The History of Science Fiction
Milner devotes an entire chapter to discovering the origins of SF. Milner agrees with the conception common in SF literary studies, which is that SF begins with Mary Shelley’s Frankenstein. He rejects Darko Suvin’s and Adam Roberts’s proposals, which is that SF has a much longer history. As their proposal has it, in pre-industrial times it expressed itself in the form of the fantastic voyage to faraway lands, a tradition that reaches back into antiquity.
Milner writes, “Borrowings from Shakespeare or Lucian or More can be important and interesting, but they are borrowings from outside the selective tradition of SF, nonetheless.” This is because SF “is a ‘type,’ that is a radical distribution, redistribution and innovation of interest within the novel and short story genres. … [T]hese innovations of interest were focused above all on the practical capacity of sciences to become technologies and that they first occurred only in the early nineteenth century.” (153)
This is one of the many points at which Milner contradicts himself. He has already established a constructionist definition of SF. By his own definition, the fact that Suvin and Roberts have claimed The Tempest, A True Story, and Utopia to be part of the SF tradition, they gain some small amount of SF-ness. If Milner had set out a binary or a multivalent definition, his argument would hold some weight, but it is defeated by his own desire to be inclusive of elements of the genre which he feels have been unfairly dismissed.
Milner’s definition qualifies Suvin’s and Roberts’s proposals as “transforming the cultural identity of the SF community.” His arguments against them hold no weight under the parameters of his own methodology.
In the end, I would call my experience with Locating Science Fiction more perplexing than anything else.
On the one hand, I find myself awash in some extraordinary insights.
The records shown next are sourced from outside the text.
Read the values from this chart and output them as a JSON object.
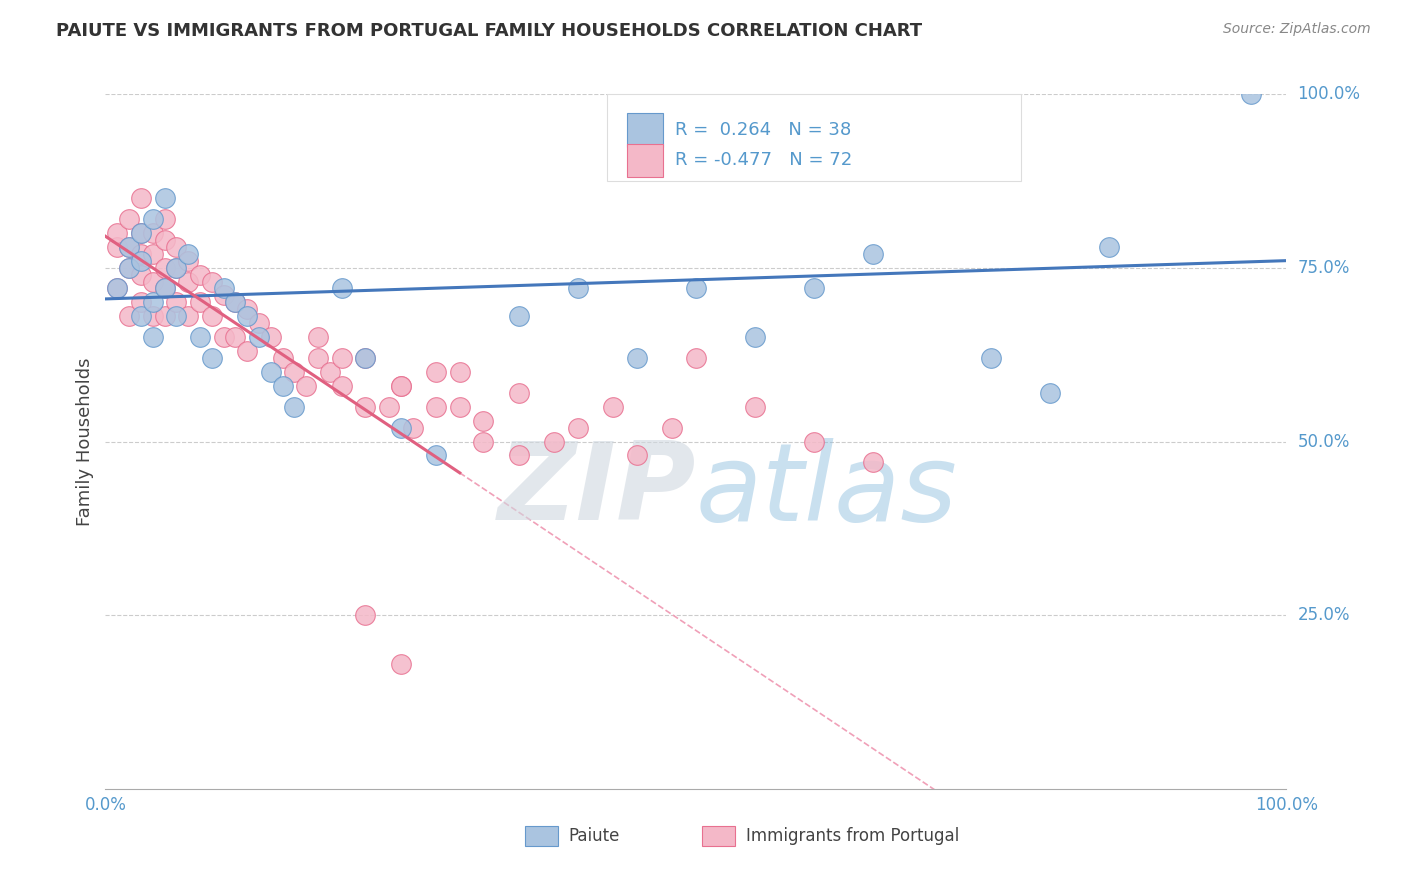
{
  "title": "PAIUTE VS IMMIGRANTS FROM PORTUGAL FAMILY HOUSEHOLDS CORRELATION CHART",
  "source": "Source: ZipAtlas.com",
  "ylabel": "Family Households",
  "xlim": [
    0,
    1.0
  ],
  "ylim": [
    0,
    1.0
  ],
  "ytick_labels": [
    "25.0%",
    "50.0%",
    "75.0%",
    "100.0%"
  ],
  "ytick_positions": [
    0.25,
    0.5,
    0.75,
    1.0
  ],
  "legend_labels": [
    "Paiute",
    "Immigrants from Portugal"
  ],
  "r_paiute": 0.264,
  "n_paiute": 38,
  "r_portugal": -0.477,
  "n_portugal": 72,
  "paiute_color": "#aac4e0",
  "paiute_edge": "#6699cc",
  "portugal_color": "#f4b8c8",
  "portugal_edge": "#e87090",
  "trend_blue": "#4477bb",
  "trend_pink": "#e06080",
  "trend_pink_dash": "#f0a0b8",
  "background_color": "#ffffff",
  "grid_color": "#cccccc",
  "title_color": "#333333",
  "source_color": "#888888",
  "axis_label_color": "#444444",
  "tick_color": "#5599cc",
  "paiute_x": [
    0.01,
    0.02,
    0.02,
    0.03,
    0.03,
    0.03,
    0.04,
    0.04,
    0.04,
    0.05,
    0.05,
    0.06,
    0.06,
    0.07,
    0.08,
    0.09,
    0.1,
    0.11,
    0.12,
    0.13,
    0.14,
    0.15,
    0.16,
    0.2,
    0.22,
    0.25,
    0.28,
    0.35,
    0.4,
    0.45,
    0.5,
    0.55,
    0.6,
    0.65,
    0.75,
    0.8,
    0.85,
    0.97
  ],
  "paiute_y": [
    0.72,
    0.78,
    0.75,
    0.8,
    0.76,
    0.68,
    0.82,
    0.7,
    0.65,
    0.85,
    0.72,
    0.75,
    0.68,
    0.77,
    0.65,
    0.62,
    0.72,
    0.7,
    0.68,
    0.65,
    0.6,
    0.58,
    0.55,
    0.72,
    0.62,
    0.52,
    0.48,
    0.68,
    0.72,
    0.62,
    0.72,
    0.65,
    0.72,
    0.77,
    0.62,
    0.57,
    0.78,
    1.0
  ],
  "portugal_x": [
    0.01,
    0.01,
    0.01,
    0.02,
    0.02,
    0.02,
    0.02,
    0.03,
    0.03,
    0.03,
    0.03,
    0.03,
    0.04,
    0.04,
    0.04,
    0.04,
    0.05,
    0.05,
    0.05,
    0.05,
    0.05,
    0.06,
    0.06,
    0.06,
    0.07,
    0.07,
    0.07,
    0.08,
    0.08,
    0.09,
    0.09,
    0.1,
    0.1,
    0.11,
    0.11,
    0.12,
    0.12,
    0.13,
    0.14,
    0.15,
    0.16,
    0.17,
    0.18,
    0.19,
    0.2,
    0.22,
    0.24,
    0.25,
    0.26,
    0.28,
    0.3,
    0.32,
    0.35,
    0.38,
    0.4,
    0.43,
    0.45,
    0.48,
    0.5,
    0.55,
    0.6,
    0.65,
    0.22,
    0.25,
    0.28,
    0.3,
    0.32,
    0.35,
    0.2,
    0.25,
    0.22,
    0.18
  ],
  "portugal_y": [
    0.78,
    0.8,
    0.72,
    0.82,
    0.78,
    0.75,
    0.68,
    0.85,
    0.8,
    0.77,
    0.74,
    0.7,
    0.8,
    0.77,
    0.73,
    0.68,
    0.82,
    0.79,
    0.75,
    0.72,
    0.68,
    0.78,
    0.75,
    0.7,
    0.76,
    0.73,
    0.68,
    0.74,
    0.7,
    0.73,
    0.68,
    0.71,
    0.65,
    0.7,
    0.65,
    0.69,
    0.63,
    0.67,
    0.65,
    0.62,
    0.6,
    0.58,
    0.62,
    0.6,
    0.58,
    0.62,
    0.55,
    0.58,
    0.52,
    0.55,
    0.6,
    0.53,
    0.57,
    0.5,
    0.52,
    0.55,
    0.48,
    0.52,
    0.62,
    0.55,
    0.5,
    0.47,
    0.25,
    0.18,
    0.6,
    0.55,
    0.5,
    0.48,
    0.62,
    0.58,
    0.55,
    0.65
  ]
}
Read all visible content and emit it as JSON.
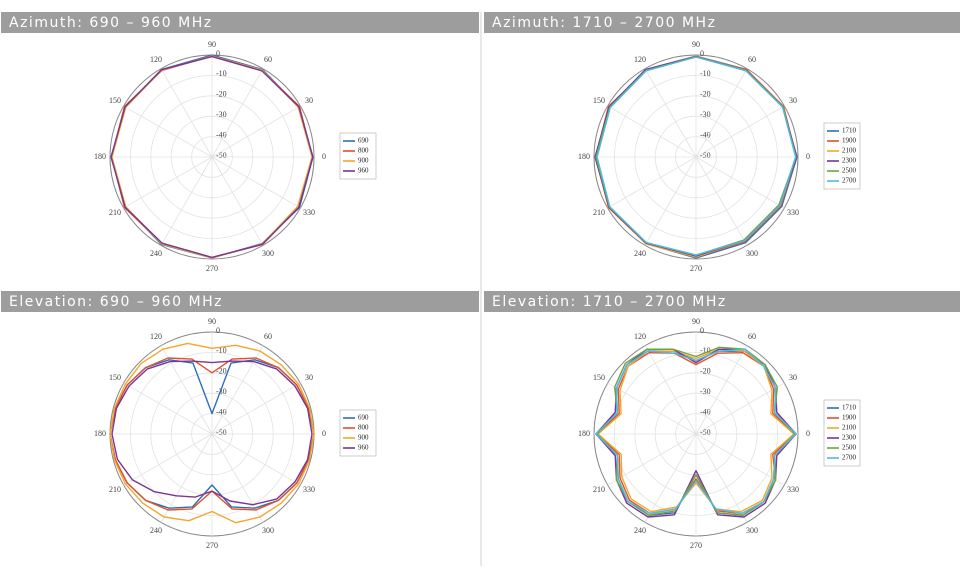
{
  "chart_data": [
    {
      "type": "polar",
      "title": "Azimuth: 690 – 960 MHz",
      "theta": [
        0,
        30,
        60,
        90,
        120,
        150,
        180,
        210,
        240,
        270,
        300,
        330
      ],
      "series": [
        {
          "name": "690",
          "color": "#2f6fb5",
          "values": [
            -0.5,
            -1,
            -0.5,
            0,
            -0.5,
            -1,
            -0.5,
            -1,
            -0.5,
            -0.5,
            -1,
            -0.5
          ]
        },
        {
          "name": "800",
          "color": "#e0522a",
          "values": [
            -0.8,
            -0.5,
            -1,
            -0.5,
            -1,
            -0.5,
            -0.8,
            -0.5,
            -1,
            -0.8,
            -0.5,
            -1
          ]
        },
        {
          "name": "900",
          "color": "#f2a72c",
          "values": [
            -1,
            -1.2,
            -0.8,
            -0.5,
            -0.8,
            -1.2,
            -1,
            -1.2,
            -0.8,
            -0.5,
            -0.8,
            -1.5
          ]
        },
        {
          "name": "960",
          "color": "#7a3596",
          "values": [
            -0.6,
            -0.8,
            -1.2,
            -0.8,
            -0.6,
            -0.8,
            -0.6,
            -0.8,
            -1.2,
            -0.8,
            -0.6,
            -0.8
          ]
        }
      ],
      "rlim": [
        -50,
        0
      ],
      "rticks": [
        0,
        -10,
        -20,
        -30,
        -40,
        -50
      ],
      "thetaticks": [
        0,
        30,
        60,
        90,
        120,
        150,
        180,
        210,
        240,
        270,
        300,
        330
      ]
    },
    {
      "type": "polar",
      "title": "Azimuth: 1710 – 2700 MHz",
      "theta": [
        0,
        30,
        60,
        90,
        120,
        150,
        180,
        210,
        240,
        270,
        300,
        330
      ],
      "series": [
        {
          "name": "1710",
          "color": "#2f6fb5",
          "values": [
            -0.5,
            -1,
            -0.5,
            -0.5,
            -0.5,
            -1,
            -0.5,
            -1,
            -1,
            -0.5,
            -1.5,
            -1.5
          ]
        },
        {
          "name": "1900",
          "color": "#e0522a",
          "values": [
            -0.8,
            -0.5,
            -0.5,
            -1,
            -1,
            -0.5,
            -0.8,
            -0.5,
            -1,
            -1,
            -2,
            -2
          ]
        },
        {
          "name": "2100",
          "color": "#f2a72c",
          "values": [
            -1,
            -1,
            -1,
            -0.5,
            -0.8,
            -1,
            -1,
            -1.2,
            -0.8,
            -1,
            -2.5,
            -2.5
          ]
        },
        {
          "name": "2300",
          "color": "#7a3596",
          "values": [
            -0.6,
            -0.8,
            -1,
            -0.8,
            -0.6,
            -0.8,
            -0.6,
            -0.8,
            -1.2,
            -1.5,
            -2.5,
            -3
          ]
        },
        {
          "name": "2500",
          "color": "#70a33c",
          "values": [
            -1,
            -0.8,
            -1,
            -1,
            -1,
            -1.2,
            -1,
            -1,
            -1.5,
            -1.8,
            -3,
            -3
          ]
        },
        {
          "name": "2700",
          "color": "#4bbbe8",
          "values": [
            -1.2,
            -1,
            -1.2,
            -1,
            -1.2,
            -1.5,
            -1.5,
            -1.2,
            -1.5,
            -2,
            -2.5,
            -2.5
          ]
        }
      ],
      "rlim": [
        -50,
        0
      ],
      "rticks": [
        0,
        -10,
        -20,
        -30,
        -40,
        -50
      ],
      "thetaticks": [
        0,
        30,
        60,
        90,
        120,
        150,
        180,
        210,
        240,
        270,
        300,
        330
      ]
    },
    {
      "type": "polar",
      "title": "Elevation: 690 – 960 MHz",
      "theta": [
        0,
        15,
        30,
        45,
        60,
        75,
        90,
        105,
        120,
        135,
        150,
        165,
        180,
        195,
        210,
        225,
        240,
        255,
        270,
        285,
        300,
        315,
        330,
        345
      ],
      "series": [
        {
          "name": "690",
          "color": "#2f6fb5",
          "values": [
            0,
            -1,
            -2,
            -4,
            -8,
            -14,
            -40,
            -14,
            -8,
            -4,
            -2,
            -1,
            0,
            -1,
            -2,
            -4,
            -8,
            -13,
            -25,
            -13,
            -8,
            -4,
            -2,
            -1
          ]
        },
        {
          "name": "800",
          "color": "#e0522a",
          "values": [
            0,
            -1,
            -2,
            -4,
            -7,
            -12,
            -20,
            -12,
            -7,
            -4,
            -2,
            -1,
            0,
            -1,
            -2,
            -4,
            -7,
            -12,
            -22,
            -12,
            -7,
            -4,
            -2,
            -1
          ]
        },
        {
          "name": "900",
          "color": "#f2a72c",
          "values": [
            0,
            -0.5,
            -1,
            -2,
            -3,
            -5,
            -8,
            -4,
            -2,
            -1,
            -1,
            -0.5,
            0,
            -0.5,
            -1,
            -2,
            -3,
            -6,
            -12,
            -5,
            -3,
            -2,
            -1,
            -0.5
          ]
        },
        {
          "name": "960",
          "color": "#7a3596",
          "values": [
            -1,
            -1.5,
            -3,
            -5,
            -9,
            -13,
            -15,
            -13,
            -9,
            -5,
            -3,
            -1.5,
            -1,
            -2,
            -5,
            -10,
            -15,
            -18,
            -22,
            -16,
            -10,
            -5,
            -3,
            -1.5
          ]
        }
      ],
      "rlim": [
        -50,
        0
      ],
      "rticks": [
        0,
        -10,
        -20,
        -30,
        -40,
        -50
      ],
      "thetaticks": [
        0,
        30,
        60,
        90,
        120,
        150,
        180,
        210,
        240,
        270,
        300,
        330
      ]
    },
    {
      "type": "polar",
      "title": "Elevation: 1710 – 2700 MHz",
      "theta": [
        0,
        15,
        30,
        45,
        60,
        75,
        90,
        105,
        120,
        135,
        150,
        165,
        180,
        195,
        210,
        225,
        240,
        255,
        270,
        285,
        300,
        315,
        330,
        345
      ],
      "series": [
        {
          "name": "1710",
          "color": "#2f6fb5",
          "values": [
            -1,
            -10,
            -5,
            -2,
            -3,
            -8,
            -14,
            -8,
            -3,
            -2,
            -5,
            -10,
            -1,
            -10,
            -6,
            -3,
            -4,
            -10,
            -30,
            -10,
            -4,
            -3,
            -6,
            -10
          ]
        },
        {
          "name": "1900",
          "color": "#e0522a",
          "values": [
            -1.5,
            -11,
            -6,
            -3,
            -4,
            -9,
            -16,
            -9,
            -4,
            -3,
            -6,
            -11,
            -1.5,
            -11,
            -7,
            -4,
            -5,
            -12,
            -28,
            -11,
            -5,
            -3,
            -5,
            -11
          ]
        },
        {
          "name": "2100",
          "color": "#f2a72c",
          "values": [
            -2,
            -12,
            -7,
            -3,
            -3,
            -7,
            -13,
            -8,
            -3,
            -3,
            -7,
            -12,
            -2,
            -12,
            -8,
            -5,
            -6,
            -13,
            -26,
            -12,
            -6,
            -4,
            -7,
            -12
          ]
        },
        {
          "name": "2300",
          "color": "#7a3596",
          "values": [
            -1,
            -9,
            -5,
            -2,
            -2,
            -7,
            -15,
            -7,
            -2,
            -2,
            -5,
            -9,
            -1,
            -9,
            -5,
            -2,
            -3,
            -9,
            -32,
            -9,
            -3,
            -2,
            -5,
            -9
          ]
        },
        {
          "name": "2500",
          "color": "#70a33c",
          "values": [
            -1.5,
            -10,
            -4,
            -2,
            -2,
            -6,
            -12,
            -7,
            -2,
            -1,
            -4,
            -10,
            -1.5,
            -10,
            -5,
            -3,
            -4,
            -11,
            -30,
            -10,
            -4,
            -3,
            -5,
            -10
          ]
        },
        {
          "name": "2700",
          "color": "#4bbbe8",
          "values": [
            -1,
            -10,
            -5,
            -3,
            -2,
            -8,
            -14,
            -9,
            -3,
            -2,
            -5,
            -10,
            -1,
            -10,
            -6,
            -3,
            -5,
            -12,
            -27,
            -12,
            -5,
            -3,
            -6,
            -10
          ]
        }
      ],
      "rlim": [
        -50,
        0
      ],
      "rticks": [
        0,
        -10,
        -20,
        -30,
        -40,
        -50
      ],
      "thetaticks": [
        0,
        30,
        60,
        90,
        120,
        150,
        180,
        210,
        240,
        270,
        300,
        330
      ]
    }
  ]
}
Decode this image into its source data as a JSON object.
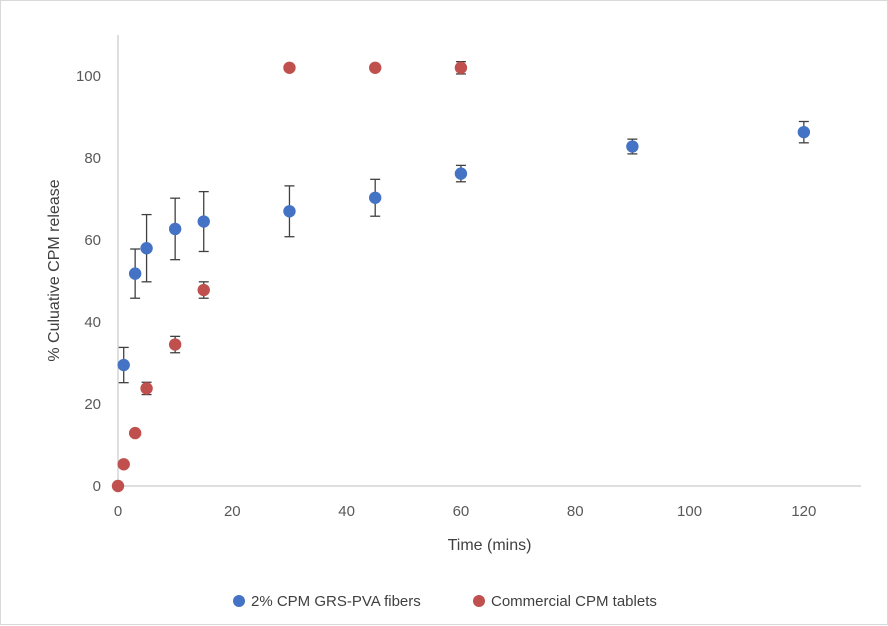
{
  "chart_data": {
    "type": "scatter",
    "title": "",
    "xlabel": "Time (mins)",
    "ylabel": "% Culuative CPM release",
    "xlim": [
      0,
      130
    ],
    "ylim": [
      0,
      110
    ],
    "x_ticks": [
      0,
      20,
      40,
      60,
      80,
      100,
      120
    ],
    "y_ticks": [
      0,
      20,
      40,
      60,
      80,
      100
    ],
    "grid": false,
    "legend_position": "bottom",
    "series": [
      {
        "name": "2% CPM GRS-PVA fibers",
        "color": "#4472c4",
        "points": [
          {
            "x": 1,
            "y": 29.5,
            "err": 4.3
          },
          {
            "x": 3,
            "y": 51.8,
            "err": 6.0
          },
          {
            "x": 5,
            "y": 58.0,
            "err": 8.2
          },
          {
            "x": 10,
            "y": 62.7,
            "err": 7.5
          },
          {
            "x": 15,
            "y": 64.5,
            "err": 7.3
          },
          {
            "x": 30,
            "y": 67.0,
            "err": 6.2
          },
          {
            "x": 45,
            "y": 70.3,
            "err": 4.5
          },
          {
            "x": 60,
            "y": 76.2,
            "err": 2.0
          },
          {
            "x": 90,
            "y": 82.8,
            "err": 1.8
          },
          {
            "x": 120,
            "y": 86.3,
            "err": 2.6
          }
        ]
      },
      {
        "name": "Commercial CPM tablets",
        "color": "#c0504d",
        "points": [
          {
            "x": 0,
            "y": 0,
            "err": 0
          },
          {
            "x": 1,
            "y": 5.3,
            "err": 0
          },
          {
            "x": 3,
            "y": 12.9,
            "err": 0
          },
          {
            "x": 5,
            "y": 23.8,
            "err": 1.5
          },
          {
            "x": 10,
            "y": 34.5,
            "err": 2.0
          },
          {
            "x": 15,
            "y": 47.8,
            "err": 2.0
          },
          {
            "x": 30,
            "y": 102,
            "err": 0
          },
          {
            "x": 45,
            "y": 102,
            "err": 0
          },
          {
            "x": 60,
            "y": 102,
            "err": 1.5
          }
        ]
      }
    ]
  }
}
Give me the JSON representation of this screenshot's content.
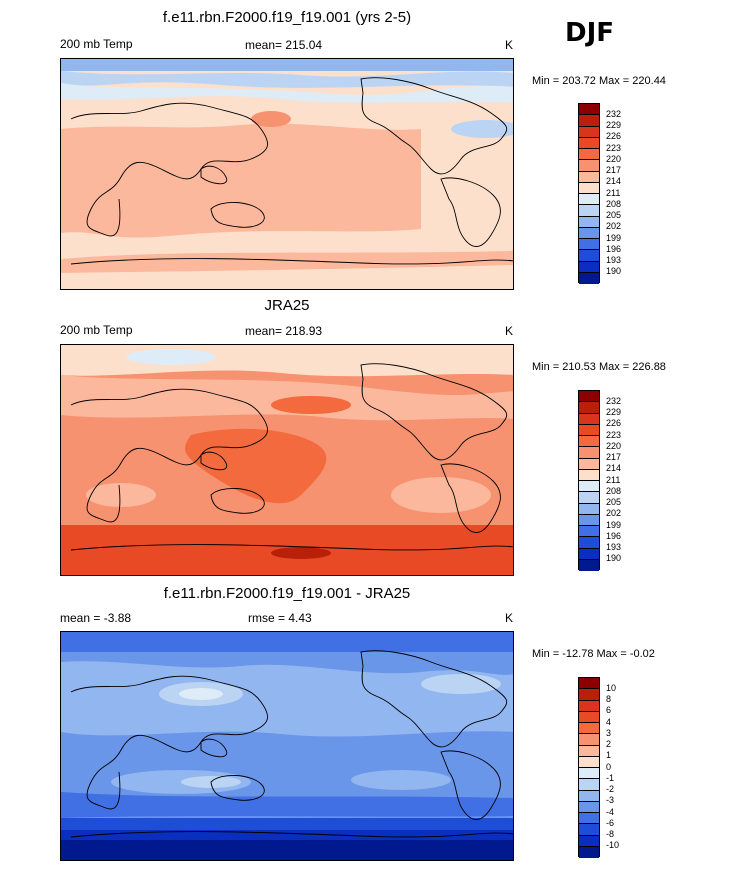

I will almost certainly come back to it for its segments on Zamyatin, Huxley, and Orwell, and its exploration of Pierre Bourdieu’s theory of the cultural field, which are among its best portions, and it contains a myriad of minor insights.
However, I cannot help but quote what I find the be the work’s most glaring self-contradiction. “… I certainly do not mean to suggest the kind of relativism that became de rigeur during high postmodernism, only that what Eagleton says of literature in general is also true of SF in particular: ‘There is no such thing as a literary work or tradition which is valuable in itself … “Value” is a transitive term: it means whatever is valued by certain people in specific situations.’” (179) It may not be the relativism of high postmodernism (which, I admit, I am ill-equipped to assess), but Milner proposes relativism enough to seriously undermine any potential coherency of what he means by the term ‘SF.’
As mentioned previously, I’ll be collecting up reviews of Istvan Csicsery-Ronay Jr.’s Seven Beauties of Science Fiction and doing an analysis of those.
Broderick, Damien. 1995. Reading by Starlight: Postmodern Science Fiction. London: Routledge. Milner, Andrew. 2012. Locating Science Fiction. Liverpool University Press.